I go among trees and sit still

Sunday morning and I wake up hot. Again.  For the last few days,  Southern California has been dominated by a High Pressure system  and we won’t see relief until later this week. After moving part of my life to San Diego last year, I came to understand there are only three seasons  in the southland: rain, hot and fire.  The season of fire has come and several fires are tragically raging now in the Los Angeles Basin.  Still horizontal I begin to dream of shade trees and my mind wonders again to cooler climes of the Spring and my visits to Tomales Bay just north of San Francisco.  On Inverness Ridge, the west side of Tomales Bay and the gateway to Point Reyes National Seashore, there are coast woodlands of  Bishop pine and Douglas Fir. On the eastern side of  Tomales Bay are the open oak woodlands and grasslands with dairy and beef ranches — often visited by families of deer.  Much of this land on the eastern side has thankfully become conservation easements  protected by the Marin Agricultural Land Trust (MALT).

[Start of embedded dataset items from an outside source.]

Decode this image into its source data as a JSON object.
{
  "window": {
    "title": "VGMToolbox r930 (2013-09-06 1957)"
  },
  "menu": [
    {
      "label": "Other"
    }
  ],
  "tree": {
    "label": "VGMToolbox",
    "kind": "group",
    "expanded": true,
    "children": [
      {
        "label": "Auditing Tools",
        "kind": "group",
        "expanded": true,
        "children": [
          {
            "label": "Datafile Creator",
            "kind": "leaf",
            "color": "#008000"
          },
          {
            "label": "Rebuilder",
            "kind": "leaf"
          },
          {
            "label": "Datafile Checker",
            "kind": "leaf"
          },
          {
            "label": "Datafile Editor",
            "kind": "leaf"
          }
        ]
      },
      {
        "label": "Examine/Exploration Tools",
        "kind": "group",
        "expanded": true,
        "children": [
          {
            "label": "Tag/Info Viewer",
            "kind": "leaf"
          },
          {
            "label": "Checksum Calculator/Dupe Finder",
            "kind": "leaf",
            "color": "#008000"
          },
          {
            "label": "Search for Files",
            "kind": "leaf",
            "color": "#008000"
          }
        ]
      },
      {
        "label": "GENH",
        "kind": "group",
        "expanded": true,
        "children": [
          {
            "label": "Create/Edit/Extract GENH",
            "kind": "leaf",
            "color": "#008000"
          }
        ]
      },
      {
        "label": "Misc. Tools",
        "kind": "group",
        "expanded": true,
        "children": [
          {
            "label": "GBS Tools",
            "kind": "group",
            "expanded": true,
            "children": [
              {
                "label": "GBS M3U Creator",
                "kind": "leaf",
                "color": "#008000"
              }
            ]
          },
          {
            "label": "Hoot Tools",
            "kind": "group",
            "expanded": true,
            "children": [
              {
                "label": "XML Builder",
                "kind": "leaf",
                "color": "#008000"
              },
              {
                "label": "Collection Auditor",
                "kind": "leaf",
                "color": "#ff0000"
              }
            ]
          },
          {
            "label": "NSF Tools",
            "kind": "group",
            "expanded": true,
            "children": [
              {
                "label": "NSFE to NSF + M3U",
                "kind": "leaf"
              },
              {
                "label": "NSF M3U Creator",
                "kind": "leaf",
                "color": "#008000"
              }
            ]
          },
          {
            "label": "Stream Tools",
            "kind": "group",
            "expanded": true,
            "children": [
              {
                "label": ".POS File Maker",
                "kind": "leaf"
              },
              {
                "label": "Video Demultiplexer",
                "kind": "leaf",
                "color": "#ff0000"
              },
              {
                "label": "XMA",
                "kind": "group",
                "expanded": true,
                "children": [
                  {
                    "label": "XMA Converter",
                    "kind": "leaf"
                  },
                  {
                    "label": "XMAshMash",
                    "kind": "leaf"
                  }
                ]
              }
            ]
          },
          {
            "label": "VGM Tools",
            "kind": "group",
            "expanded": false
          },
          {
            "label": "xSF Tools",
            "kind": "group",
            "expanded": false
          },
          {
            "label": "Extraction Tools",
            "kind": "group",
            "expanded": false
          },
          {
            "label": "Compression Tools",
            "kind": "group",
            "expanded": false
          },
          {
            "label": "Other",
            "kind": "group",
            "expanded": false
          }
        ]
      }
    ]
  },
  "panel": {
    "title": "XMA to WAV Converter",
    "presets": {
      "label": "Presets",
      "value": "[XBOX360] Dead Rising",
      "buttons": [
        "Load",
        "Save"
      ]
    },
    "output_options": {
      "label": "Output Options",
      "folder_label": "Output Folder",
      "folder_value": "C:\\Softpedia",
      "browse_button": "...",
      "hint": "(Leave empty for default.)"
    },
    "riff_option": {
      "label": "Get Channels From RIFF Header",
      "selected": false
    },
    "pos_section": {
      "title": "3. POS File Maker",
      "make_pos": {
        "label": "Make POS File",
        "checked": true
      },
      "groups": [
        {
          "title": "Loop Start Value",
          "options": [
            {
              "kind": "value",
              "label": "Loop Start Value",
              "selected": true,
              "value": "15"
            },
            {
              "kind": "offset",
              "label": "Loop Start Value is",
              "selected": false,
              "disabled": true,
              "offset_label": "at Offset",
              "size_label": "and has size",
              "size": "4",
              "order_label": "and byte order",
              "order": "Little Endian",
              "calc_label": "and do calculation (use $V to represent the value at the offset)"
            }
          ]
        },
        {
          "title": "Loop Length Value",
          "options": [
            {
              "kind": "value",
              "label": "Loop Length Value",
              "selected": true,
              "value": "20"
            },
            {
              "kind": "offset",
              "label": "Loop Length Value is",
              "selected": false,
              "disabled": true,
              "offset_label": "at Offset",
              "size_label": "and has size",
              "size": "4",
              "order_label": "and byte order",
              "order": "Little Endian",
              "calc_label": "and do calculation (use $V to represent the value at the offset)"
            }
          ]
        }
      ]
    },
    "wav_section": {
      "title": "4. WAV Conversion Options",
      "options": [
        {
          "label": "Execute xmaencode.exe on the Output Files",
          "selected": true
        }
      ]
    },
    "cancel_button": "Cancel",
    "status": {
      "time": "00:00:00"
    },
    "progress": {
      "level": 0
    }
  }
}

On this side we  also find the non-native Blue Gum Eucalyptus and the  Monterey Cypress planted by early settlers in this community to provide shelter from the winds.

Monterey Cypress
Monterey Cypress. Copyright 2009 Robin L. Chandler

On my visits to Tomales Bay, I’ve tried to quickly capture the trees and grasslands of the eastern side in watercolor and ink with a bamboo pen.

Blue-Gum Eucalyptus
Blue-Gum Eucalyptus. Copyright 2009 Robin L. Chandler

Daydreaming still, the words come from several Wendell Berry poems I’ve read in his book A Timbered Choir: The Sabbath Poems 1979 – 1997.  “I go among the trees and sit still. All my stirring becomes quiet around me like circles on water. My tasks lie in their places where I left them, asleep like cattle.”   Then as a hot breeze comes through my open window I think “of deep root and wide shadow, of bright, hot August calm, on the small, tree-ringed meadow.”   At the end of a long, hot day last Thursday, I cycled to Leucadia and then returned home.  It was a beautiful evening, and the air was still warm even as the sun set in the West.  As I started up the Torrey Pines hill on the coast highway suddenly the temperature changed drastically.  The pines nestled among the canyons of the park create  a blessed coolness  — the air felt like cool water lapping against my skin as I swam up the hill.  I was thankful for the trees whose kindness helped me ride that hill.  Rooted in the earth but reaching towards the heavens,  trees give us life.